Néanmoins, son trône sera sans doute plus disputé que ces dernières années, pour plusieurs raisons. La première, c'est bien évidemment la concurrence. Novak Djokovic, déjà vainqueur à Roland-Garros et toujours invaincu par quelqu'un d'autre que lui-même cette saison, et Dominic Thiem, récent vainqueur de l'US Open et finaliste des deux dernières éditions, viendront assurément à Paris avec l'ambition de faire chuter le roi de la terre. Et au vu du contexte, il semble légitime de dire que le rapport de force entre les trois meilleurs joueurs sur cette surface n'a peut-être jamais été aussi homogène.

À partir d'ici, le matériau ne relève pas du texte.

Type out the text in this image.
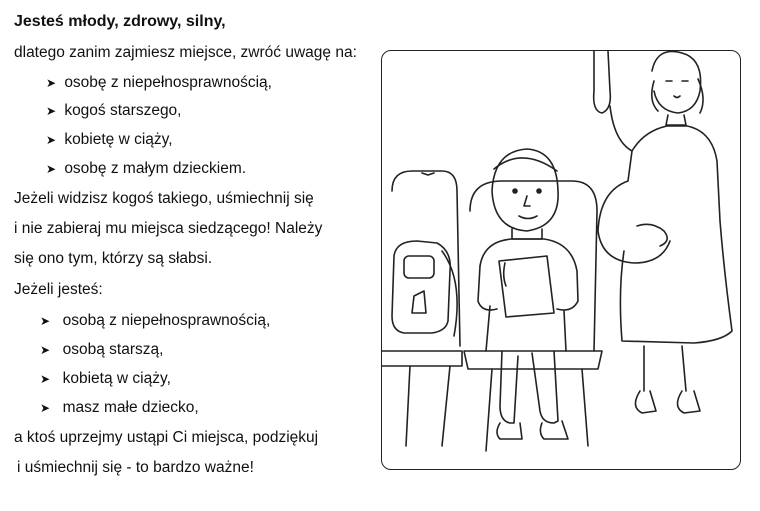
Jesteś młody, zdrowy, silny,
dlatego zanim zajmiesz miejsce, zwróć uwagę na:
➤ osobę z niepełnosprawnością,
➤ kogoś starszego,
➤ kobietę w ciąży,
➤ osobę z małym dzieckiem.
Jeżeli widzisz kogoś takiego, uśmiechnij się
i nie zabieraj mu miejsca siedzącego! Należy
się ono tym, którzy są słabsi.
Jeżeli jesteś:
➤ osobą z niepełnosprawnością,
➤ osobą starszą,
➤ kobietą w ciąży,
➤ masz małe dziecko,
a ktoś uprzejmy ustąpi Ci miejsca, podziękuj
i uśmiechnij się - to bardzo ważne!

D'autant plus que le Majorquin se présentera sur son terrain de jeu favori sans titre sur ocre derrière lui. Battu en quarts de finale à Rome par Diego Schwartzman, Rafaël Nadal n'a pas rassuré les observateurs, notamment sur des secteurs de jeu qui font habituellement sa force tels que son service et son coup droit. Malgré un titre à Acapulco juste avant le confinement, et deux bons premiers matchs la semaine dernière, le protégé de Carlos Moya arrivera sans doute avec moins de garanties que prévu, surtout que son capital rencontres depuis sept mois reste assez faible pour se faire un avis arrêté sur son état de forme, au meilleur des cinq sets. Troisième et dernière raison : la date à laquelle se déroule exceptionnellement cette édition. Effectivement, les conditions seront plus fraîches, la nuit tombera plus tôt, et les balles seront ainsi probablement moins lourdes à l'impact, ce qui pourrait bien annihiler une partie du jeu de l'Espagnol, même si on ne se fait pas vraiment de soucis concernant la capacité de ce dernier à s'adapter à tous les obstacles qui se dresseront sur sa route.
Dominic Thiem et Novak Djokovic : chasseurs ou chassés ?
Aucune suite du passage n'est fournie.